The original Brooklyn location. Photo: Christian Rodriguez

This popular little Park Slope establishment has long been a favorite haunt of local sushi snobs who prize variety (you can choose from uni trucked in from Maine, or flown in from Hokkaido) and provenance (most of the fish comes from local Atlantic waters or the Tsukiji Market in Tokyo). There’s a kosher omakase option available, and at $52 for the most basic sushi omakase option ($60 at the West Village branch, which opened not long ago on Sixth Avenue), the prices are hard to beat.

16. Sushi of Gari
402 E. 78th St., nr. First Ave.; 212-517-5340

The great Masatoshi “Gari” Sugio runs a large, unruly, somewhat uneven chain of high-end sushi joints around the city these days, but if you want to experience the vivid, high-wire creations that made him famous, this original, snug little flagship restaurant, which opened back in 1997 on a leafy, unobtrusive stretch of 78th Street near First Avenue, is the place to do it. As usual, the best seats in the house are at the bar, which seats only ten and tends to be filled with devoted regulars.

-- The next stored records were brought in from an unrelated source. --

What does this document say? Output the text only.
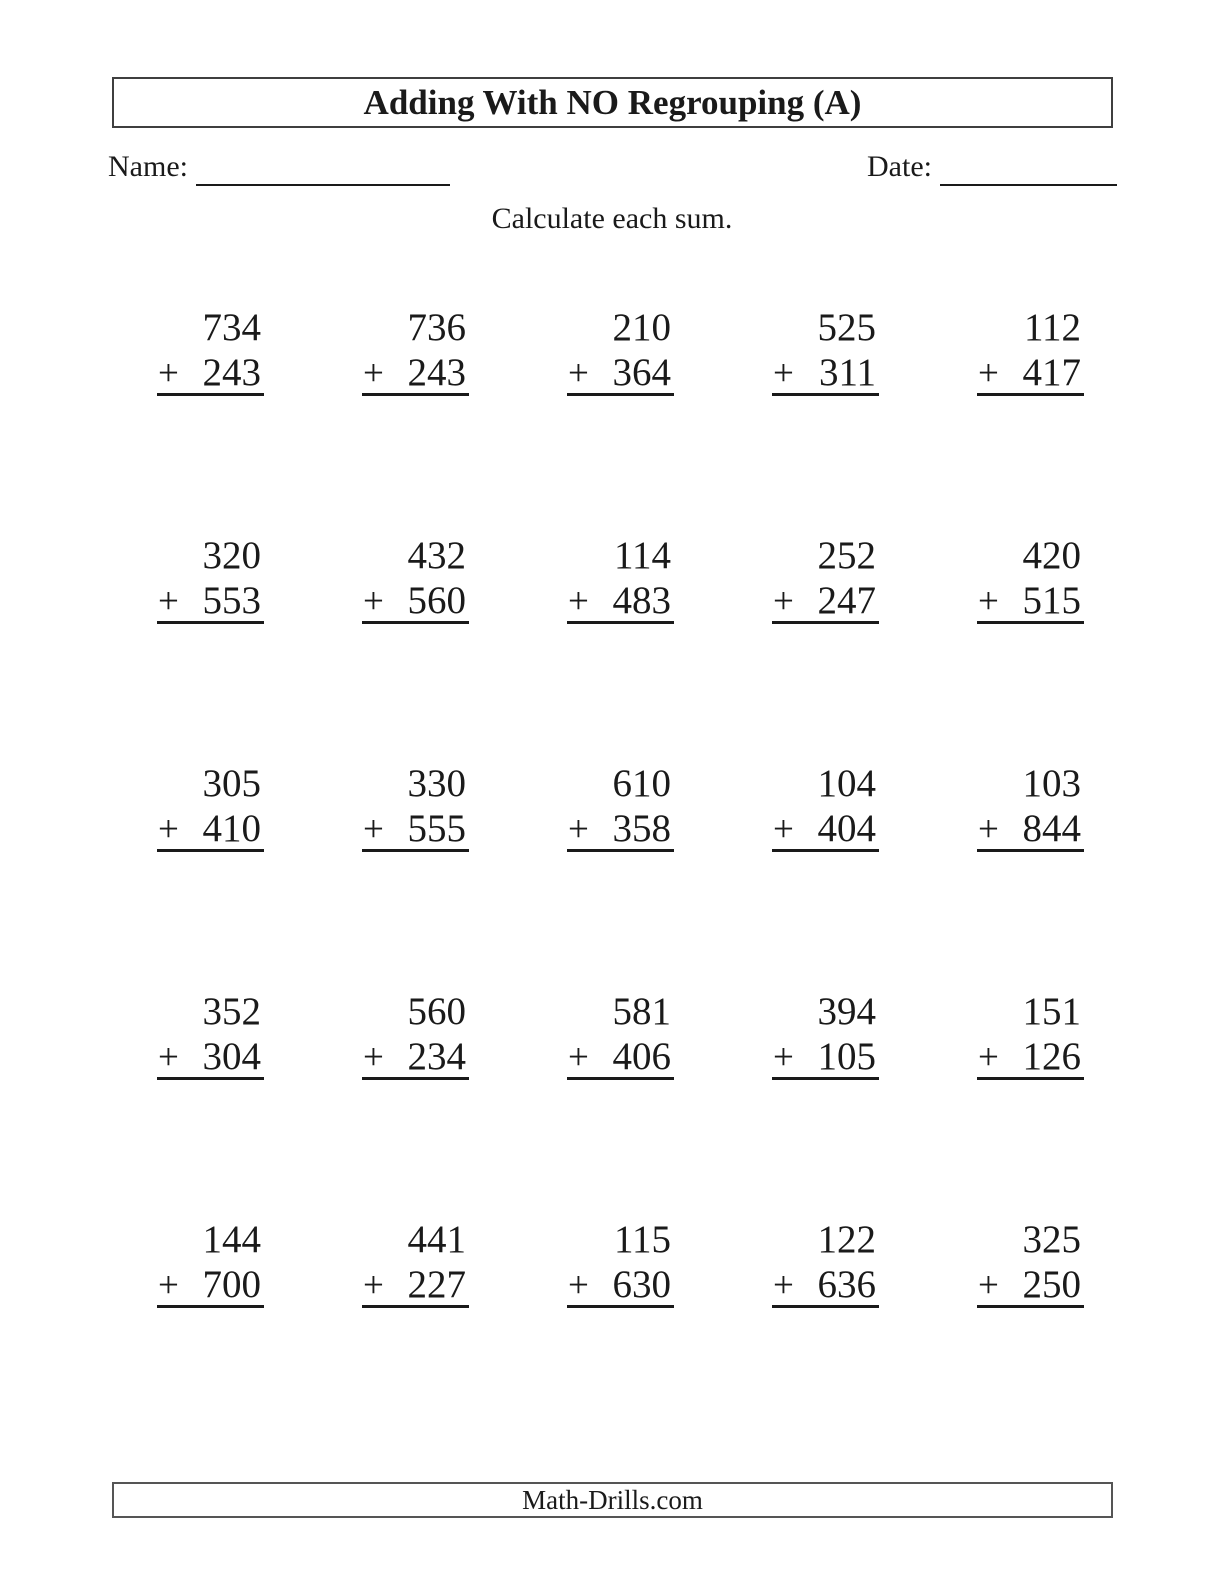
Adding With NO Regrouping (A)
Name:	Date:
Calculate each sum.
734
+ 243
736
+ 243
210
+ 364
525
+ 311
112
+ 417
320
+ 553
432
+ 560
114
+ 483
252
+ 247
420
+ 515
305
+ 410
330
+ 555
610
+ 358
104
+ 404
103
+ 844
352
+ 304
560
+ 234
581
+ 406
394
+ 105
151
+ 126
144
+ 700
441
+ 227
115
+ 630
122
+ 636
325
+ 250
Math-Drills.com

Call well in advance for your spot, or show up early, like we do, and beg.

17. Sushi Seki
1143 First Ave., nr. 63rd St.; 212-371-0238

There’s a Seki branch in Times Square these days, and another one in Chelsea, but like the original Gari, this Upper East Side flagship, which opened in 2002, retains a little of the glamour and style that launched the franchise. As with his great compatriot, Gari, Chef Seki is rarely seen behind the counter these days, but the menu features omakases priced for every income level (the nine-piece, one-roll “Seki Special” is currently $49). As far as we know, the bar remains a favorite haunt for noted neighborhood sushi fiends Eric Ripert and Daniel Boulud, and like any chef hangout worth its salt, it still stays open until 2:30 a.m.

This post has been updated throughout.